Doença genética rara
A proteína XPC já era conhecida no contexto do xeroderma pigmentoso, uma doença genética rara e hereditária. Pacientes com essa doença possuem mutações que impedem o funcionamento dessa proteína de reparo de DNA, o que os torna extremamente suscetíveis ao câncer de pele por causa dos danos causados pela radiação ultravioleta da luz solar.
“Os danos no DNA podem gerar mutações que, por sua vez, levam ao câncer. Por isso, pacientes com xeroderma pigmentoso desenvolvem muitos tumores nas regiões expostas à luz solar, principalmente na face, muitas vezes ainda antes dos dez anos de idade”, explica o professor Carlos Frederico Martins Menck, coautor do estudo e referência na pesquisa sobre a doença.

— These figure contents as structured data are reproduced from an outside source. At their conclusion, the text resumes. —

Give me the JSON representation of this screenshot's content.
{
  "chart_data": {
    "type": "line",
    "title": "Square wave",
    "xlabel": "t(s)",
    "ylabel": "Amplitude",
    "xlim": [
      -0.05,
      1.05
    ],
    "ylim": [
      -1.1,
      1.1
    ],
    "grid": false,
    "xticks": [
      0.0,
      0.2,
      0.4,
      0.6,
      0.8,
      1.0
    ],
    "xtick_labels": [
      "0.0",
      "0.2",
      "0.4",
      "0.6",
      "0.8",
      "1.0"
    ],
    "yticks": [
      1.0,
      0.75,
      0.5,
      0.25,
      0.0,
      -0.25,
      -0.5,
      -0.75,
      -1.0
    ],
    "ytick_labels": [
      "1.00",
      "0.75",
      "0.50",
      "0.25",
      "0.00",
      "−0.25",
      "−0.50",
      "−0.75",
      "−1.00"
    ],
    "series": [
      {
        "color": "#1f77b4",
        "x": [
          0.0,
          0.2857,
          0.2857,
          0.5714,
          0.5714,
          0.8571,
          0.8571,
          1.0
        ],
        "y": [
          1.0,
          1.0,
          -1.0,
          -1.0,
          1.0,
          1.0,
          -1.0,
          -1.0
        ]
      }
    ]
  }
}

Para Menck, o principal avanço do trabalho está na conexão entre dois campos que tradicionalmente caminharam separados: reparo de DNA e imunologia. “O sistema imunológico precisa do sistema de reparo para funcionar direito”, resume.
O estudo também abre caminho para explicar outros sintomas observados nesses pacientes. Segundo Leite, “estudos clínicos indicam maior suscetibilidade a infecções, especialmente urinárias”. Esse quadro pode estar relacionado às células Th17, essenciais para a defesa em superfícies mucosas, como o trato geniturinário. “A gente acredita que essas células não estão funcionando corretamente nesses pacientes”, afirma.

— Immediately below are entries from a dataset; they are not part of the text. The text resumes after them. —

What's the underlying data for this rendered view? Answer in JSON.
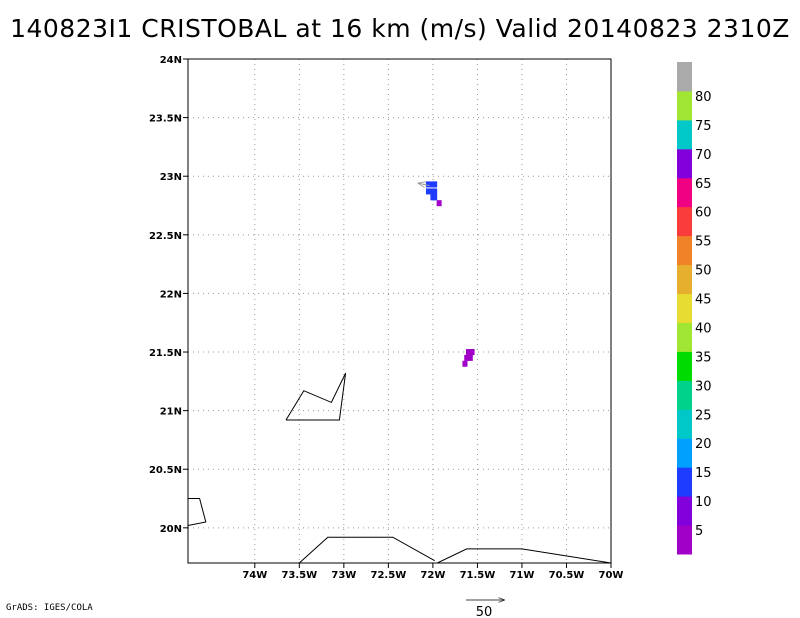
{
  "title": "140823I1  CRISTOBAL at 16 km (m/s) Valid 20140823 2310Z",
  "footer": "GrADS: IGES/COLA",
  "map": {
    "lon_range": [
      -74.75,
      -70.0
    ],
    "lat_range": [
      19.7,
      24.0
    ],
    "x_ticks": [
      {
        "value": -74.0,
        "label": "74W"
      },
      {
        "value": -73.5,
        "label": "73.5W"
      },
      {
        "value": -73.0,
        "label": "73W"
      },
      {
        "value": -72.5,
        "label": "72.5W"
      },
      {
        "value": -72.0,
        "label": "72W"
      },
      {
        "value": -71.5,
        "label": "71.5W"
      },
      {
        "value": -71.0,
        "label": "71W"
      },
      {
        "value": -70.5,
        "label": "70.5W"
      },
      {
        "value": -70.0,
        "label": "70W"
      }
    ],
    "y_ticks": [
      {
        "value": 24.0,
        "label": "24N"
      },
      {
        "value": 23.5,
        "label": "23.5N"
      },
      {
        "value": 23.0,
        "label": "23N"
      },
      {
        "value": 22.5,
        "label": "22.5N"
      },
      {
        "value": 22.0,
        "label": "22N"
      },
      {
        "value": 21.5,
        "label": "21.5N"
      },
      {
        "value": 21.0,
        "label": "21N"
      },
      {
        "value": 20.5,
        "label": "20.5N"
      },
      {
        "value": 20.0,
        "label": "20N"
      }
    ],
    "coastlines": [
      [
        [
          -73.65,
          20.92
        ],
        [
          -73.05,
          20.92
        ],
        [
          -72.98,
          21.32
        ],
        [
          -73.14,
          21.07
        ],
        [
          -73.45,
          21.17
        ],
        [
          -73.65,
          20.92
        ]
      ],
      [
        [
          -74.75,
          20.25
        ],
        [
          -74.62,
          20.25
        ],
        [
          -74.55,
          20.05
        ],
        [
          -74.75,
          20.02
        ]
      ],
      [
        [
          -73.5,
          19.7
        ],
        [
          -73.18,
          19.92
        ],
        [
          -72.75,
          19.92
        ],
        [
          -72.45,
          19.92
        ],
        [
          -71.98,
          19.72
        ]
      ],
      [
        [
          -71.95,
          19.7
        ],
        [
          -71.62,
          19.82
        ],
        [
          -71.0,
          19.82
        ],
        [
          -70.0,
          19.7
        ]
      ]
    ],
    "wind_cells": [
      {
        "lon": -72.05,
        "lat": 22.93,
        "color": "#1e3cff"
      },
      {
        "lon": -72.0,
        "lat": 22.93,
        "color": "#1e3cff"
      },
      {
        "lon": -71.98,
        "lat": 22.93,
        "color": "#1e3cff"
      },
      {
        "lon": -72.05,
        "lat": 22.87,
        "color": "#1e3cff"
      },
      {
        "lon": -72.0,
        "lat": 22.87,
        "color": "#1e3cff"
      },
      {
        "lon": -71.98,
        "lat": 22.87,
        "color": "#1e3cff"
      },
      {
        "lon": -72.0,
        "lat": 22.82,
        "color": "#1e3cff"
      },
      {
        "lon": -71.98,
        "lat": 22.82,
        "color": "#1e3cff"
      },
      {
        "lon": -71.93,
        "lat": 22.77,
        "color": "#a000c8"
      },
      {
        "lon": -71.6,
        "lat": 21.5,
        "color": "#a000c8"
      },
      {
        "lon": -71.56,
        "lat": 21.5,
        "color": "#a000c8"
      },
      {
        "lon": -71.62,
        "lat": 21.45,
        "color": "#a000c8"
      },
      {
        "lon": -71.58,
        "lat": 21.45,
        "color": "#a000c8"
      },
      {
        "lon": -71.64,
        "lat": 21.4,
        "color": "#a000c8"
      }
    ],
    "vectors": [
      {
        "lon": -72.04,
        "lat": 22.92,
        "u": -0.12,
        "v": 0.02,
        "color": "#999999"
      }
    ]
  },
  "colorbar": {
    "colors": [
      "#a000c8",
      "#8200dc",
      "#1e3cff",
      "#00a0ff",
      "#00c8c8",
      "#00d28c",
      "#00dc00",
      "#a0e632",
      "#e6dc32",
      "#e6af2d",
      "#f08228",
      "#fa3c3c",
      "#f00082",
      "#8200dc",
      "#00c8c8",
      "#a0e632",
      "#aaaaaa"
    ],
    "labels": [
      "5",
      "10",
      "15",
      "20",
      "25",
      "30",
      "35",
      "40",
      "45",
      "50",
      "55",
      "60",
      "65",
      "70",
      "75",
      "80"
    ]
  },
  "scale_vector": {
    "label": "50"
  }
}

Menck sugere que as implicações vão além. Como o sistema imunológico também atua no controle de tumores, sua falha pode ter um efeito duplo nesses pacientes: o aumento de mutações favorece o surgimento de tumores, enquanto a capacidade de combate das células de defesa é reduzida. “Se eles têm mais geração de células tumorais e uma defesa pior, é óbvio que vão desenvolver mais tumores”, explica. O pesquisador destaca ainda que a conversão de células Th17 para um perfil semelhante ao de Treg pode agravar esse cenário, já que linfócitos T reguladores tendem a favorecer o crescimento tumoral ao suprimir a resposta imune antitumoral.
Próximos passos
Com os resultados em mãos, o grupo agora busca avançar do modelo animal para humanos. Uma das principais frentes é investigar o sistema imunológico de pacientes com xeroderma pigmentoso. “Vamos começar a estudar o sistema imunológico desses pacientes – algo que praticamente não existe na literatura”, afirma Leite. Até agora, a equipe já reuniu uma coorte de dez pacientes, o que já representa um avanço, considerando a raridade da doença.
Outra linha de pesquisa envolve o potencial terapêutico da descoberta, especialmente em doenças inflamatórias. A ideia é testar estratégias para inibir o XPC de forma direcionada em células Th17, reduzindo a inflamação ou até reprogramando essas células para um perfil regulador. “Conseguimos, por exemplo, usar terapias gênicas para silenciar um gene específico”, explica Leite. Em modelos pré-clínicos, o grupo pretende modificar essas células em laboratório e reintroduzi-las no organismo, abordagem conhecida como terapia autóloga.
Os pesquisadores também pretendem explorar o papel do XPC em outros contextos, como doenças autoimunes, câncer e resposta a vacinas. Resultados preliminares já indicam que camundongos sem essa proteína, quando induzidos a desenvolver esclerose múltipla, não apresentam sinais da doença. “Esse trabalho abriu um leque de possibilidades”, diz Leite. “Agora estamos explorando essas diferentes vertentes.”
O artigo Th17 cells require the DNA repair sensor xeroderma pigmentosum complementation Group C to control oxidative DNA damage in a murine model pode ser lido em: nature.com/articles/s41467-026-69914-y.
* Thabata Oliveira é bolsista de Jornalismo Científico da FAPESP vinculada ao Instituto de Química da USP.